ROZDZIAŁ 1

10 0 0
                                    


- Budzimy już pacjentkę i będzie ją można stąd zabierać –usłyszałam jak przez mgłę kobiecy głos. Chyba była to moja lekarka.

- Pani Dario proszę leżeć, nie podnosić się! My sami panią przeniesiemy na drugie łóżko – tym razem poinstruował mnie męski głos.

I nic, ciemność...

I tak zaczęła się moja druga połowa życia. Życia czterdziestoparolatki, niby tej samej, co przed operacją, a jednak już innej. Nie przeżywałam, że nigdy więcej już nie urodzę dziecka, że ten etap mam już nieodwracalnie za sobą i że żadne pragnienie tego nie zmieni. Choć zaraz po operacji był taki moment, kiedy poczułam lekkie ukłucie w sercu. I to był ten jedyny raz. Potem weszłam w tryby dnia codziennego i nie miałam już czasu na rozpamiętywanie tego „drobnego" faktu...

Kilka dni po operacji, kiedy leżałam już we własnym łóżku, sama w mieszkaniu, miałam dużo czasu i zastanawiałam się nad sensem mojego życia. Niestety niewiele wtedy mogłam wymyśleć na jego obronę. Raczej były to gorzkie rozważania podbite towarzyszącym mi ciągle bólem pooperacyjnym. Pochodziłam z małej miejscowości, tam ukończyłam liceum z wyróżnieniem. Bez trudu dostałam się na studia, na dodatek na elitarny kierunek w owym czasie. Pracę znalazłam w dużym mieście. Tam wyszłam za mąż za człowieka, który wtedy dobrze radził sobie w życiu. Przyszły na świat nasze córki, gdzieś po drodze zrobiłam studia podyplomowe MBA z nadzieją, że kiedyś mi się przydadzą. Ale życie pisze własne scenariusze. Starsza córka urodziła się chora, stwierdzono u niej mózgowe porażenie dziecięce. I wtedy poznałam gorzko-słodki smak życia. Na dodatek zanim zdiagnozowano u niej chorobę, ja zdążyłam zajść w drugą ciążę. I rozpoczął się dla mnie bardzo trudny etap: niepewność o przyszłość córki, lęk o zdrowie nienarodzonego dziecka i ciągłe napięcie, które położyło się cieniem na moje małżeństwo i całe moje życie.

Nagle wszystkie bolesne wspomnienia na nowo odżyły, a negatywne uczucia wzięły górę nade mną. Z oczu popłynęły mi łzy. Teraz mogłam płakać do woli, byłam sama. Córki na ten czas zawieźliśmy do dziadków, a mąż był w pracy. Nikt nie będzie się więc mnie pytał, co się stało, albo się denerwował, że jedyne co potrafię, to tylko płakać! Tak! Jest mi cholernie źle, czuję się więźniem swoich fobii, niewolnicą życia i puzzlem w tej całej bezdusznej układance życia! Bardziej przedmiotem niż podmiotem. Jestem potrzebna po to, aby innym żyło się łatwiej i lepiej. Nie istnieję jako człowiek!

- O Boże! – usłyszałam swój głos i łkanie. Płakałam bez zahamowania, głośno i obficie. Nie wiem jak długo.
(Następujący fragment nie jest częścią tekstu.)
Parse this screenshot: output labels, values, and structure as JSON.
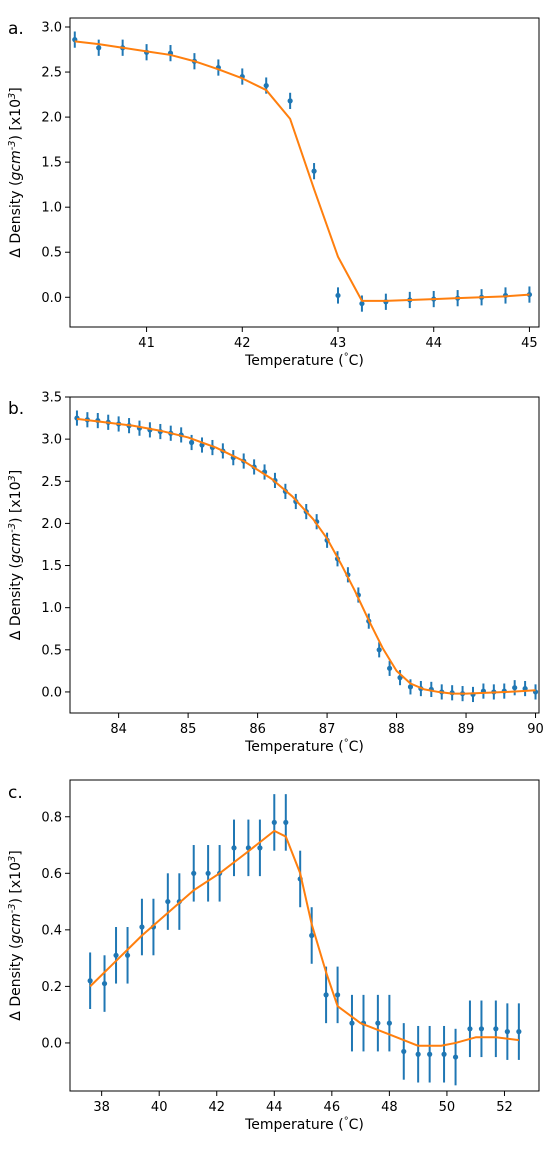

Nagle zadzwonił telefon. Spojrzałam. Były to moje córki. Zapanowałam nad sobą na tyle, na ile było to możliwe i odebrałam telefon:

- Cześć mamo! – usłyszałam w telefonie głos Amelki

- Cześć kochanie!

- Źle się czujesz, mamusiu?

- Nie, tylko trochę głowa mnie boli.

- Bo taki dziwny masz głos...

Na rozmowę nie miałam ani siły, ani ochoty. Chwilę jeszcze porozmawiałam z drugą córką, Adą i z mamą, aby było dla wszystkich sprawiedliwie. Wyciszyłam telefon i usnęłam. Wybudził mnie dźwięk otwieranych drzwi wejściowych do mieszkania. Rzuciłam okiem na telefon była godzina 11:00. Usłyszałam kroki, do sypialni wszedł mąż. Był jakiś podenerwowany.

- Co się stało? – zapytałam

- To ja się pytam, co się stało?! Od godziny dzwonię, a ty telefonu nie odbierasz!

- Wyciszyłam go, bo chciałam usnąć!

- Jak Twoja głowa? Lepiej już?

- Jak leżę, mniej mnie boli. A jak już jesteś, to wyjmij mi opakowanie paracetamolu z górnej szafki w kuchni.